It’s all right. I mean, Soule is still carting the Dubya analogue around–turning him into a Bond villain, which (thanks to Alburquerque’s art) comes off like a cartoon. Not in a good way.
And Soule borrows quite a bit from every sci-fi book and movie where the Earth is faced with imminent disaster. Alburquerque hurts the more visual of those moments. Letter 44 has passed the point where I think about how Soule’s better scenes would play with better art. The last scene, though, the “surprise”–which might get Soule another ten issues out of the comic, which is incredible since this one was pretty solidly ready to go as the penultimate–it would be nice to see it with better art.
The most annoying thing about the issue is how much Soule utilizes his better parts of the comic book, only he doesn’t use them–the characters–he reminds the readers they cared about them. The first lady, whose own story arc was inexplicably flushed, pops up for a visual gag and it all of a sudden makes Letter 44 so much more engaging. It’s mercenary, obvious, but competent. It’s part of the cover price.

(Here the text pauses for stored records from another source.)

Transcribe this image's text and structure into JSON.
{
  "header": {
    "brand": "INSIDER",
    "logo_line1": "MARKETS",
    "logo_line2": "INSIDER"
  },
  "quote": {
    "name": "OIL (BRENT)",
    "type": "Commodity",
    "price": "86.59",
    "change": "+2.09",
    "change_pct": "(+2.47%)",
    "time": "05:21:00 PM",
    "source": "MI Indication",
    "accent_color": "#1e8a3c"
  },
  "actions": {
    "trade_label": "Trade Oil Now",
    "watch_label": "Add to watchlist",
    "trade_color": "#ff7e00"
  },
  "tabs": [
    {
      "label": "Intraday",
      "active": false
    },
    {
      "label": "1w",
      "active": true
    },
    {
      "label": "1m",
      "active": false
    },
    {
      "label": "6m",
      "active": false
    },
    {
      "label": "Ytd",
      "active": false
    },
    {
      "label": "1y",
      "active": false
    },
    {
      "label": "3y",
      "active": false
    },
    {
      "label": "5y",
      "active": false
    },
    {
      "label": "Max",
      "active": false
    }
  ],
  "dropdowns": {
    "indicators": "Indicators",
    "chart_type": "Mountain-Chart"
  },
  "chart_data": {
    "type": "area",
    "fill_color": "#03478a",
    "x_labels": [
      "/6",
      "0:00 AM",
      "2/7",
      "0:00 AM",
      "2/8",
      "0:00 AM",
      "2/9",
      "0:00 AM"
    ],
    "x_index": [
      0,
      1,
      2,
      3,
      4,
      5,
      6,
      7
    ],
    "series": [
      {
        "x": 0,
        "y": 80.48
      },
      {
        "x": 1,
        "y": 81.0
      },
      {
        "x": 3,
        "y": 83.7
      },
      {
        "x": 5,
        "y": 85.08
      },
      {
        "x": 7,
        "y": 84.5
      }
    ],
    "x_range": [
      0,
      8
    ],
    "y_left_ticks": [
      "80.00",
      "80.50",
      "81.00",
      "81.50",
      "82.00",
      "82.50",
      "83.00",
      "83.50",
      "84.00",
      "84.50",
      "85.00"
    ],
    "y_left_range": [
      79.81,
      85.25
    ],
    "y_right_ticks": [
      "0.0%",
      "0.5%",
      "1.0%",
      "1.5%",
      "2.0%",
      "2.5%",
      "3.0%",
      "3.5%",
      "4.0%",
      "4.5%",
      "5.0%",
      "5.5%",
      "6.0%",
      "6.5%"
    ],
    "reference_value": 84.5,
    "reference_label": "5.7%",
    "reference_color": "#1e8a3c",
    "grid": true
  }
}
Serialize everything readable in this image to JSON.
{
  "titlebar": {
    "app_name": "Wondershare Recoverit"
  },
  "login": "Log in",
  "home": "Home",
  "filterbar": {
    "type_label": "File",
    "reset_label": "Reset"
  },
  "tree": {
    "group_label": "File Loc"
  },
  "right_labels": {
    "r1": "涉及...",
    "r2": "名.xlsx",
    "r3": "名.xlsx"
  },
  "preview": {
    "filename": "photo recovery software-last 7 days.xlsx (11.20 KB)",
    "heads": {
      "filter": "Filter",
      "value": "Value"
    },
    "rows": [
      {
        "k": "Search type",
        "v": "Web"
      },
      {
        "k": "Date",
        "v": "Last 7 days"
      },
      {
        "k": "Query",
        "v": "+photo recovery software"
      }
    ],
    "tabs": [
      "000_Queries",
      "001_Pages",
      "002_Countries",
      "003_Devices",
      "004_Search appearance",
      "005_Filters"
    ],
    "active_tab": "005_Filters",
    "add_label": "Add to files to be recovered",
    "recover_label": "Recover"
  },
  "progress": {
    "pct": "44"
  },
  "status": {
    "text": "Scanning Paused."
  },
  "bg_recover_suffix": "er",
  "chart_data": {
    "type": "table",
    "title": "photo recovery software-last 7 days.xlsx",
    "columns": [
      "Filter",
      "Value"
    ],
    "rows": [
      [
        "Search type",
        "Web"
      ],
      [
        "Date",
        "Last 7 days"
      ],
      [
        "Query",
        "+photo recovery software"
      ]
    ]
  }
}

Like I said, it’s all right. I’ll complain about Soule writing half a comic with two and a half times too much story, I’ll complain about the art–which never will sync properly with the book–but I’ll be back every issue. Because Letter 44 hasn’t given up, even after the point its clear it isn’t going to hit big or get optioned by Hollywood. It won’t be the zeitgeist, it won’t be a series I go back and reread in ten years. But it’ll be a comic I fondly remember reading when it came out.
Writer, Charles Soule; artist, Alberto Jiménez Alburquerque; colorist, Dan Jackson; letterer, Crank!; editor, Robin Herrera; publisher, Oni Press.